Günce

Günce
SAVAŞA KARŞI OL!

1 Haziran 2007 Cuma

Eğitim-Öğretim ve "Hızlandırılmış Tren"-"Hızlı Tren"

Günlük dilimizde bu iki kavramın çok farkı yokmuş gibi görünebilir. Teknik dilde sanırım dağlar kadar fark vardır. Hatta biri teknik bir kavram bile olmayabilir. Peki bir kişi bu ayrımı nasıl anlayabilir ?
Sorun bu noktada başlıyor. Bireyin alacağı eğitim ve kültür bu ayrımı yapmayı ya da böyle bir ayrımın var olabileceğini anlamasını sağlayabilir. Eğer aldığınız eğitim evrensel, bilimsel , sorgulayıcı, şüpheci ve özgür değilse bu ayrımı anlamanız çok zordur. Peki İmam Hatip Liselerinden mezun olmuş birey bu ayrımın farkına varabilir mi ?

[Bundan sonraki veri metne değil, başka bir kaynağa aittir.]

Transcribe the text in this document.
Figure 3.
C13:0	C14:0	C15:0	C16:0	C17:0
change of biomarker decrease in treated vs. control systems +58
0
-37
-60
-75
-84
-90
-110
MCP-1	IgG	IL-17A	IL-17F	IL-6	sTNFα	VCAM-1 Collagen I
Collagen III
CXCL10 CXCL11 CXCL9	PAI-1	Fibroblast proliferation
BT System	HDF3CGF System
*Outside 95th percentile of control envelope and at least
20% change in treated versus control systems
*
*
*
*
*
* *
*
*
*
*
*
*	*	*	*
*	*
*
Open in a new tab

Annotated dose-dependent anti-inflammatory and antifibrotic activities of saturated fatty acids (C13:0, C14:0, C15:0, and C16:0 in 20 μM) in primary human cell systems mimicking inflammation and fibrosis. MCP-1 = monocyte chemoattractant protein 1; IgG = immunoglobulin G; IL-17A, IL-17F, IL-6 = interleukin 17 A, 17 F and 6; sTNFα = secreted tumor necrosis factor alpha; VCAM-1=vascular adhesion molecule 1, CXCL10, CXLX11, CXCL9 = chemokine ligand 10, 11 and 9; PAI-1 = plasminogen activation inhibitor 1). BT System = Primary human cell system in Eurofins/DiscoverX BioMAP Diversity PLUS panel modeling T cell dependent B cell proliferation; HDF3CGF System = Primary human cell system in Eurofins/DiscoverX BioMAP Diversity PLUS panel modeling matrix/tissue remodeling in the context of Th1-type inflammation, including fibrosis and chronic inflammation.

Şu anda iki eğitim – öğretim biçimi var gücü ile çatışmaktadır. İlki bilimsel temelli evrensel bir eğitim -öğretim diğeri ise dogmatik öğrenciyi tartıştırmayan durağan ve din temelli olan eğitimdir. Ülkemizde ikinci tip eğitim-öğretim Demokrat Partinin başa gelmesinden itibaren öne geçmiş hatta bayağıda yol almış görülüyor.

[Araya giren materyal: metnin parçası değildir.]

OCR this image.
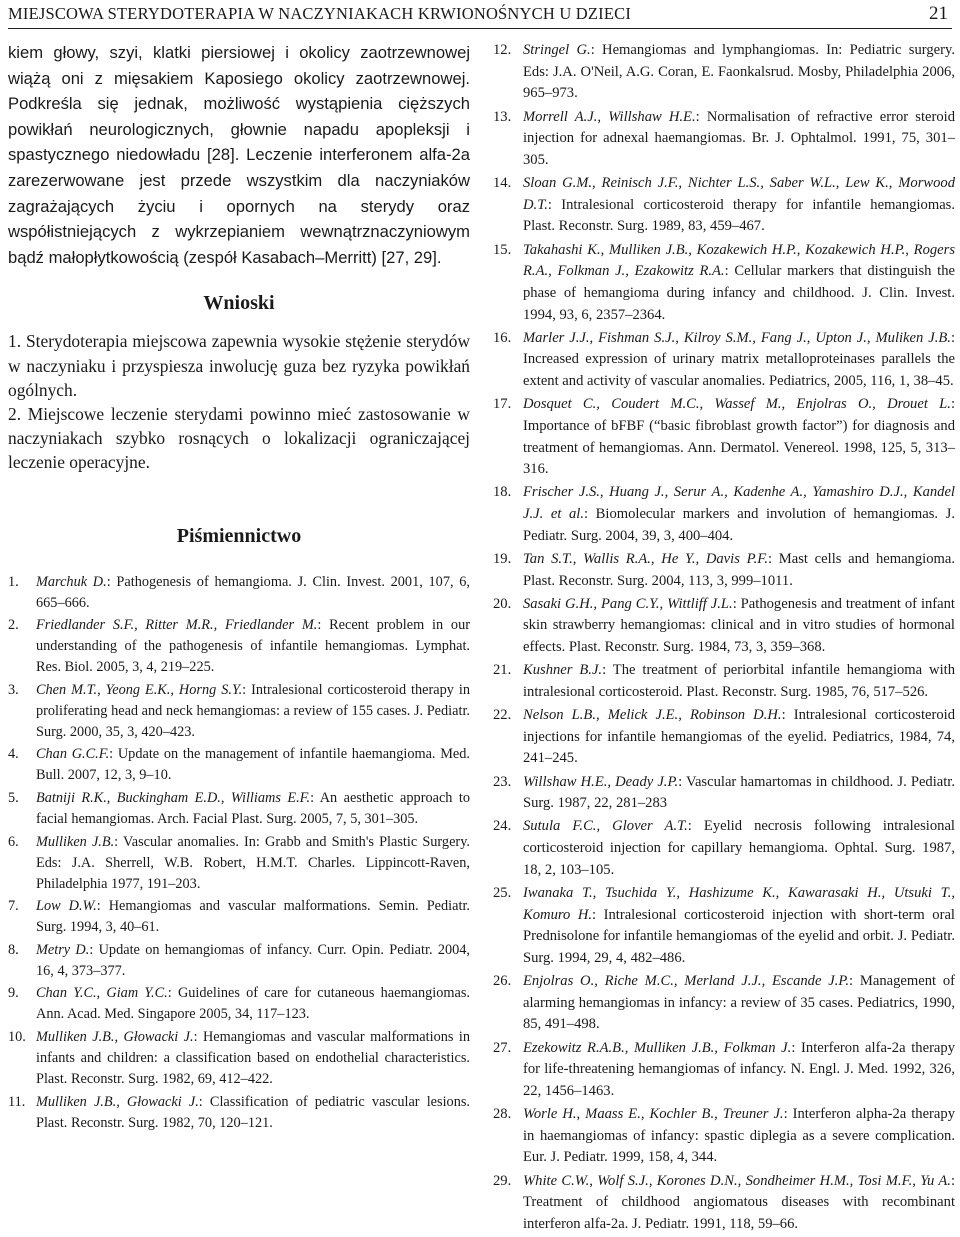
MIEJSCOWA STERYDOTERAPIA W NACZYNIAKACH KRWIONOŚNYCH U DZIECI	21

kiem głowy, szyi, klatki piersiowej i okolicy zaotrzewnowej wiążą oni z mięsakiem Kaposiego okolicy zaotrzewnowej. Podkreśla się jednak, możliwość wystąpienia cięższych powikłań neurologicznych, głownie napadu apopleksji i spastycznego niedowładu [28]. Leczenie interferonem alfa-2a zarezerwowane jest przede wszystkim dla naczyniaków zagrażających życiu i opornych na sterydy oraz współistniejących z wykrzepianiem wewnątrznaczyniowym bądź małopłytkowością (zespół Kasabach–Merritt) [27, 29].

Wnioski

1. Sterydoterapia miejscowa zapewnia wysokie stężenie sterydów w naczyniaku i przyspiesza inwolucję guza bez ryzyka powikłań ogólnych.

2. Miejscowe leczenie sterydami powinno mieć zastosowanie w naczyniakach szybko rosnących o lokalizacji ograniczającej leczenie operacyjne.

Piśmiennictwo
1.	Marchuk D.: Pathogenesis of hemangioma. J. Clin. Invest. 2001, 107, 6, 665–666.
2.	Friedlander S.F., Ritter M.R., Friedlander M.: Recent problem in our understanding of the pathogenesis of infantile hemangiomas. Lymphat. Res. Biol. 2005, 3, 4, 219–225.
3.	Chen M.T., Yeong E.K., Horng S.Y.: Intralesional corticosteroid therapy in proliferating head and neck hemangiomas: a review of 155 cases. J. Pediatr. Surg. 2000, 35, 3, 420–423.
4.	Chan G.C.F.: Update on the management of infantile haemangioma. Med. Bull. 2007, 12, 3, 9–10.
5.	Batniji R.K., Buckingham E.D., Williams E.F.: An aesthetic approach to facial hemangiomas. Arch. Facial Plast. Surg. 2005, 7, 5, 301–305.
6.	Mulliken J.B.: Vascular anomalies. In: Grabb and Smith's Plastic Surgery. Eds: J.A. Sherrell, W.B. Robert, H.M.T. Charles. Lippincott-Raven, Philadelphia 1977, 191–203.
7.	Low D.W.: Hemangiomas and vascular malformations. Semin. Pediatr. Surg. 1994, 3, 40–61.
8.	Metry D.: Update on hemangiomas of infancy. Curr. Opin. Pediatr. 2004, 16, 4, 373–377.
9.	Chan Y.C., Giam Y.C.: Guidelines of care for cutaneous haemangiomas. Ann. Acad. Med. Singapore 2005, 34, 117–123.
10. Mulliken J.B., Głowacki J.: Hemangiomas and vascular malformations in infants and children: a classification based on endothelial characteristics. Plast. Reconstr. Surg. 1982, 69, 412–422.
11. Mulliken J.B., Głowacki J.: Classification of pediatric vascular lesions. Plast. Reconstr. Surg. 1982, 70, 120–121.
12. Stringel G.: Hemangiomas and lymphangiomas. In: Pediatric surgery. Eds: J.A. O'Neil, A.G. Coran, E. Faonkalsrud. Mosby, Philadelphia 2006, 965–973.
13. Morrell A.J., Willshaw H.E.: Normalisation of refractive error steroid injection for adnexal haemangiomas. Br. J. Ophtalmol. 1991, 75, 301–305.
14. Sloan G.M., Reinisch J.F., Nichter L.S., Saber W.L., Lew K., Morwood D.T.: Intralesional corticosteroid therapy for infantile hemangiomas. Plast. Reconstr. Surg. 1989, 83, 459–467.
15. Takahashi K., Mulliken J.B., Kozakewich H.P., Kozakewich H.P., Rogers R.A., Folkman J., Ezakowitz R.A.: Cellular markers that distinguish the phase of hemangioma during infancy and childhood. J. Clin. Invest. 1994, 93, 6, 2357–2364.
16. Marler J.J., Fishman S.J., Kilroy S.M., Fang J., Upton J., Muliken J.B.: Increased expression of urinary matrix metalloproteinases parallels the extent and activity of vascular anomalies. Pediatrics, 2005, 116, 1, 38–45.
17. Dosquet C., Coudert M.C., Wassef M., Enjolras O., Drouet L.: Importance of bFBF (“basic fibroblast growth factor”) for diagnosis and treatment of hemangiomas. Ann. Dermatol. Venereol. 1998, 125, 5, 313–316.
18. Frischer J.S., Huang J., Serur A., Kadenhe A., Yamashiro D.J., Kandel J.J. et al.: Biomolecular markers and involution of hemangiomas. J. Pediatr. Surg. 2004, 39, 3, 400–404.
19. Tan S.T., Wallis R.A., He Y., Davis P.F.: Mast cells and hemangioma. Plast. Reconstr. Surg. 2004, 113, 3, 999–1011.
20. Sasaki G.H., Pang C.Y., Wittliff J.L.: Pathogenesis and treatment of infant skin strawberry hemangiomas: clinical and in vitro studies of hormonal effects. Plast. Reconstr. Surg. 1984, 73, 3, 359–368.
21. Kushner B.J.: The treatment of periorbital infantile hemangioma with intralesional corticosteroid. Plast. Reconstr. Surg. 1985, 76, 517–526.
22. Nelson L.B., Melick J.E., Robinson D.H.: Intralesional corticosteroid injections for infantile hemangiomas of the eyelid. Pediatrics, 1984, 74, 241–245.
23. Willshaw H.E., Deady J.P.: Vascular hamartomas in childhood. J. Pediatr. Surg. 1987, 22, 281–283
24. Sutula F.C., Glover A.T.: Eyelid necrosis following intralesional corticosteroid injection for capillary hemangioma. Ophtal. Surg. 1987, 18, 2, 103–105.
25. Iwanaka T., Tsuchida Y., Hashizume K., Kawarasaki H., Utsuki T., Komuro H.: Intralesional corticosteroid injection with short-term oral Prednisolone for infantile hemangiomas of the eyelid and orbit. J. Pediatr. Surg. 1994, 29, 4, 482–486.
26. Enjolras O., Riche M.C., Merland J.J., Escande J.P.: Management of alarming hemangiomas in infancy: a review of 35 cases. Pediatrics, 1990, 85, 491–498.
27. Ezekowitz R.A.B., Mulliken J.B., Folkman J.: Interferon alfa-2a therapy for life-threatening hemangiomas of infancy. N. Engl. J. Med. 1992, 326, 22, 1456–1463.
28. Worle H., Maass E., Kochler B., Treuner J.: Interferon alpha-2a therapy in haemangiomas of infancy: spastic diplegia as a severe complication. Eur. J. Pediatr. 1999, 158, 4, 344.
29. White C.W., Wolf S.J., Korones D.N., Sondheimer H.M., Tosi M.F., Yu A.: Treatment of childhood angiomatous diseases with recombinant interferon alfa-2a. J. Pediatr. 1991, 118, 59–66.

Dram ve komediyi bir arada izliyoruz şu aralar. MEB tavsiyeli 100 temel eser rezilliği ile her alandan beyinleri etkileme isteği hızla sürüyor. Gazete haberlerini takip ettiğinizde her hangi bir kamu kuruluşunda işe girebilmek için imam hatip lisesi(İHL) çıkışlı olmanın yeterli olduğunu görebilirsiniz. Uzmanlığınız olmasa da bir kuruma yönetici olmanız mümkün. İşi bilmeniz veya yeterli tecrübeye sahip olmanız önemli değil. Önemli olan bir İHL çıkışlı veya bir cemaat mensubu olmanız yeterlidir. Zaten dünya geçici bir mekandır bu bakış açısına göre yapılacak her hangi bir teknik hatanın Allahın taktiri olduğunu söyleyip sıyrılabilirsiniz. Diğer dünyada nasılsa hesaplaşacaksınız , hatalarınıza ceza kesilecek bir daha burada uğraşmaya ne gerek var diye düşünebilirler .

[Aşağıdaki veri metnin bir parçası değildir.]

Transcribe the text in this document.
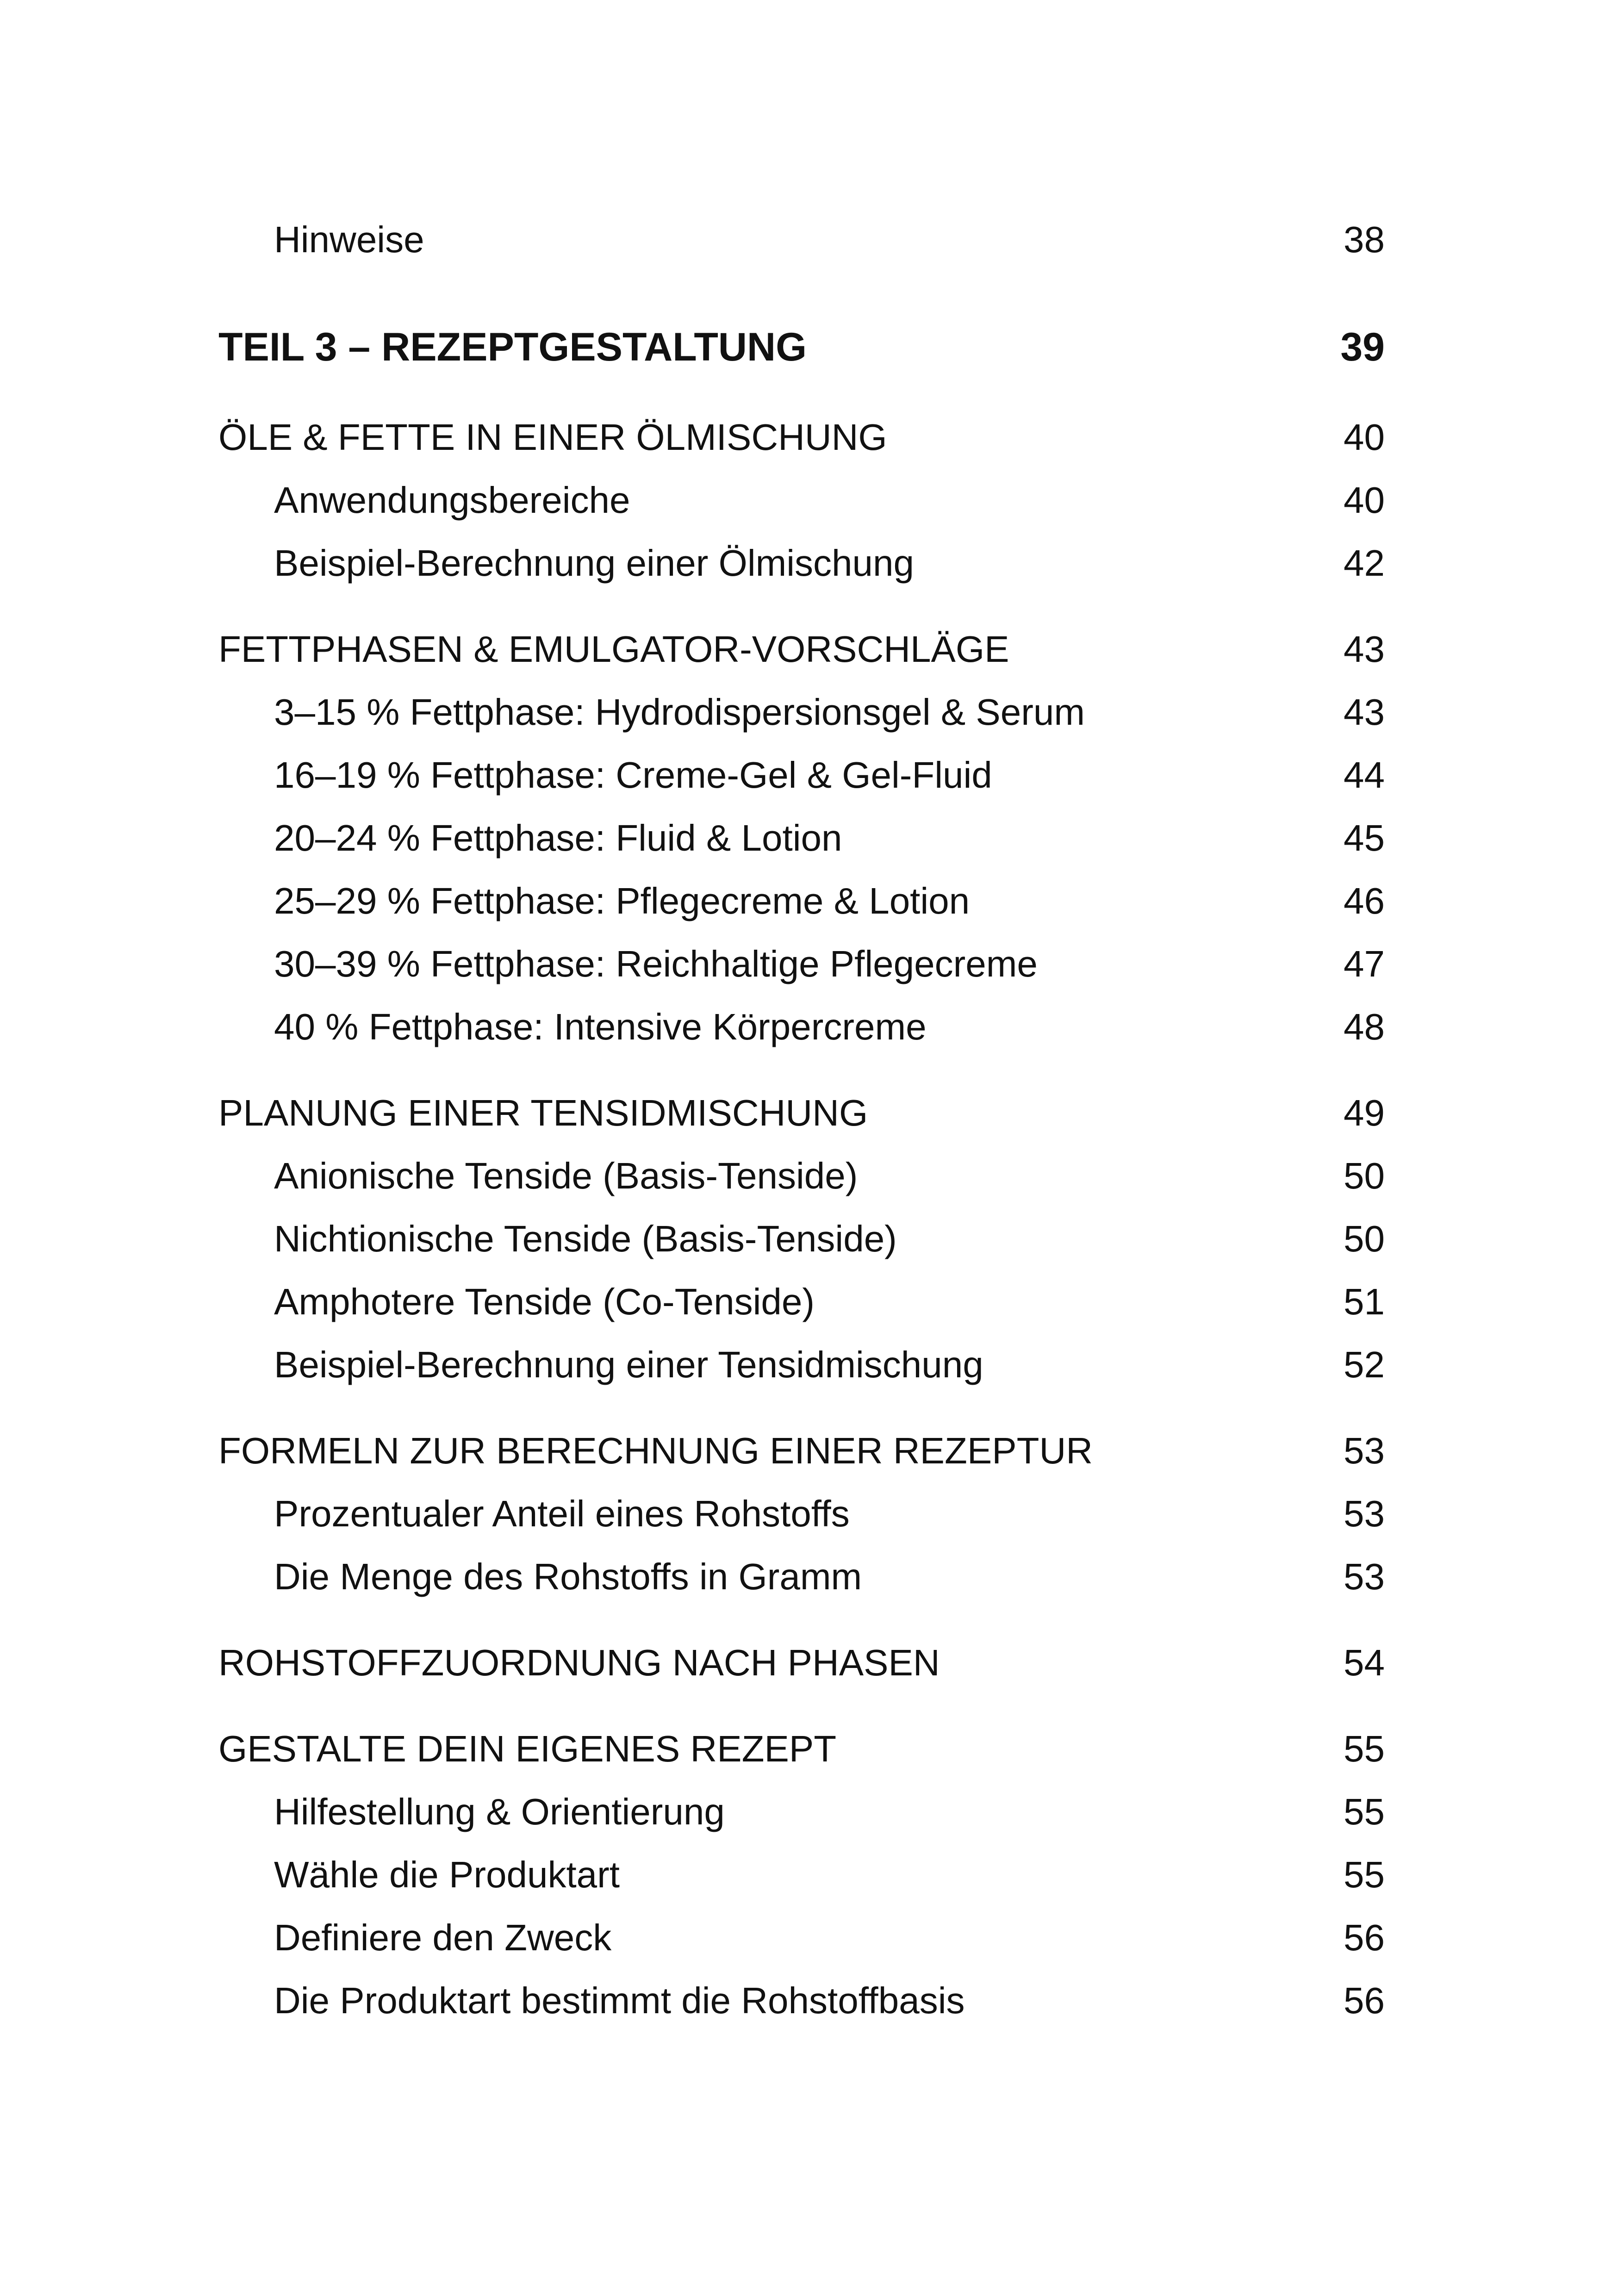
Hinweise	38
TEIL 3 – REZEPTGESTALTUNG	39
ÖLE & FETTE IN EINER ÖLMISCHUNG	40
Anwendungsbereiche	40
Beispiel-Berechnung einer Ölmischung	42
FETTPHASEN & EMULGATOR-VORSCHLÄGE	43
3–15 % Fettphase: Hydrodispersionsgel & Serum	43
16–19 % Fettphase: Creme-Gel & Gel-Fluid	44
20–24 % Fettphase: Fluid & Lotion	45
25–29 % Fettphase: Pflegecreme & Lotion	46
30–39 % Fettphase: Reichhaltige Pflegecreme	47
40 % Fettphase: Intensive Körpercreme	48
PLANUNG EINER TENSIDMISCHUNG	49
Anionische Tenside (Basis-Tenside)	50
Nichtionische Tenside (Basis-Tenside)	50
Amphotere Tenside (Co-Tenside)	51
Beispiel-Berechnung einer Tensidmischung	52
FORMELN ZUR BERECHNUNG EINER REZEPTUR	53
Prozentualer Anteil eines Rohstoffs	53
Die Menge des Rohstoffs in Gramm	53
ROHSTOFFZUORDNUNG NACH PHASEN	54
GESTALTE DEIN EIGENES REZEPT	55
Hilfestellung & Orientierung	55
Wähle die Produktart	55
Definiere den Zweck	56
Die Produktart bestimmt die Rohstoffbasis	56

Muhammet Arifioğlu , Serpil Aktuzlu isimlerini hatırlamazsınız . Bu iki insan ‘Hızlandırılmış Tren’ cinayetinde katledilenlerden sadece iki isim olarak kayıtlara geçti . Bunca zaman geçmesine rağmen hala içi acıyan ve acıyacak insanlar var ve bu insanlar hesabın diğer dünyaya kalmasını istemiyor . Aynı hatayı sanırım Bolu Tüneli için de yapacaklar ve biz yine böyle yazılar yazacağız .
Aslında yapılan teknik hatalar sadece mühendislik hataları değiller . MEB bu yıl yaptığı hatalarla tarihe geçti.Bu hataları basından takip ettik . Neden yüklenilemediği ve bu hataların hesabı sorulmadığı da basınımızın ayıbı sanırım . AKP iktidarı başa geldiğinden beri yaptığı kadro değişiklerinde akıl yürütme eksikliklerinden dolayı(Akıl yürütme analitik zekayla mümkündür ve bu davranışı ancak bilimsel temelli bir eğitim-öğretim ile bireye kazandırabilirsiniz.) teknik özelliklere sahip ve deneyimli elemanların yerine bile İHL çıkışlı veya cemaatten olan elemanları atadılar. Dolayısıyla komik ve dramatik sonuçlu hatalar yaptılar.
OKS ve sonrası yerleştirme işlemlerinde ve açık lise sınavlarında yapılan hatalar basında yer almıştır.Bir ülkeyi güçsüzleştirmek istiyorsanız yapacağınız en doğru eylem eğitim-öğretime darbe indirmektir . Mutlaka sonuç alırsınız. Sonuç almada süre biraz uzasa da sonunda en sağlam sonuçları alırsınız .
Yapılan vahim hatalardan sonra çıkıp çok rahat bir şekilde hatayı ve yapanları savunabilirsiniz . Bunun nedeni zaten sizin için bu bir hata değil amacınıza gitmek için yaptığınız doğru hareketlerden biridir . İnsanlar için ise yapılan hatanın peşine düşmek ve hesap sormak gibi alışkanlıklar çok tan kaybedilmiştir . Çünkü hesap soracak insanlar zaten önceki okul döneminde tezgahtan geçirilip kullaştırılmışlardır.
Bu arada gene dünya olanaklarından yararlananlar İslamcı para babaları oluyor . Onlar çocuklarını ABD de okutuyor,onlar yatlarla adalarda tatil yapıyor .
Bu yüzdendir ki Türkiye de her şey olunabiliyorlar ama rezil olunamıyor .
Bu yüzdendir ki Türkiye de Eğitim-Öğretim ve‘Hızlandırılmış Tren’ –‘Hızlı Tren’ kazalarından sonra yetkililer yapılan uygulamalardan utanma ve suçluluk duymuyorlar.